La scena clou di questa schematica e del tutto derivativa opera dello svedese Mikael Håfström è quella in cui due giovani, rappresentanti dello scetticismo del moderno, sono chiusi nella stanza che contiene il “vecchio” demonio interpretato da Anthony Hopkins. E vince lo scetticismo, non certo secondo le intenzioni degli autori, quasi intenti a comporre un film di propaganda sulla fede in Dio: prima favoriscono l’identificazione dello spettatore con il miscredente protagonista, poi lo inondano di prove dell’esistenza del soprannaturale.

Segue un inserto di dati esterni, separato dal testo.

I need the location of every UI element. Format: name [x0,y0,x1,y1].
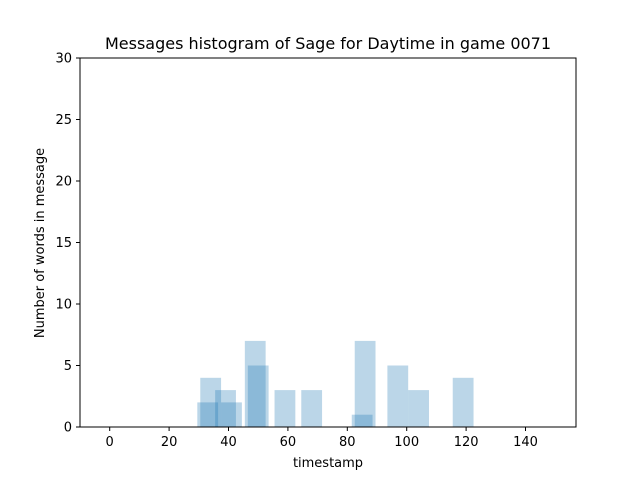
x-axis-label: timestamp [293,456,363,471]
histogram-bar [354,340,376,427]
y-tick-label: 20 [55,175,72,190]
histogram-bar [301,390,323,427]
histogram-bar [244,340,266,427]
x-axis-ticks: 0 20 40 60 80 100 120 140 [106,427,538,450]
y-axis-ticks: 0 5 10 15 20 25 30 [55,52,80,436]
x-tick-label: 60 [280,435,297,450]
histogram-bar [200,377,222,427]
x-tick-label: 40 [220,435,237,450]
y-tick-label: 0 [64,421,72,436]
histogram-bar [408,390,429,427]
histogram-bar [247,365,269,427]
y-tick-label: 30 [55,52,72,67]
y-axis-label: Number of words in message [33,148,48,338]
histogram-bar [387,365,409,427]
histogram-bar [351,414,373,427]
y-tick-label: 25 [55,113,72,128]
x-tick-label: 20 [161,435,178,450]
x-tick-label: 80 [339,435,356,450]
x-tick-label: 100 [394,435,419,450]
chart-title: Messages histogram of Sage for Daytime i… [105,34,551,53]
histogram-bar [452,377,474,427]
x-tick-label: 140 [513,435,538,450]
x-tick-label: 120 [454,435,479,450]
histogram-bar [215,390,236,427]
histogram-bar [274,390,296,427]
y-tick-label: 15 [55,236,72,251]
histogram-bar [197,402,219,427]
y-tick-label: 10 [55,298,72,313]
histogram-bar [221,402,242,427]
y-tick-label: 5 [64,359,72,374]
x-tick-label: 0 [106,435,114,450]
bars-group [197,340,474,427]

Håfström, purtroppo, non conosce ambiguità, si schiera con il demonio e le sue inequivocabili manifestazioni, ottenendo, non volutamente, che le resistenze del giovane Michael diventino ottusità inverosimili. Anche lo sceneggiatore Michael Petroni lascia poco spazio all’interpretazione altra (schizofrenia) quando, prendendo le mosse dal libro “Storia vera di un esorcista” di Matt Baglio (giornalista che ha seguito il corso di esorcismo a Roma), inventa la scena in cui l’indemoniata sputa i chiodi della croce. Diventa presto evidente che ciò che con tutte le forze produzione, regia, sceneggiatura ed interpreti vogliono è propinare l’ennesimo horror satanico stile L’Esorcista ottenendo, dopo trent’anni di scopiazzature, il premio per la peggior copia carbone. Non c’è evento demoniaco, rituale pretesco, situazione “drammatica” dell’uomo senza fede che non sia stata già vista e detta da quel capolavoro. Azzerato lo sforzo creativo, accertata l’inabilità del regista a trattare anche sottotemi psicologici più raffinati (vedi lo scetticismo di Michael, figlio del trauma della madre morta), resta sul piatto una sbobba che non fa paura e, peggio, sposa il ridicolo involontario nella serietà e convinzione d’approccio. E Anthony Hopkins, più enfatizza la sua recitazione, più fa male al film.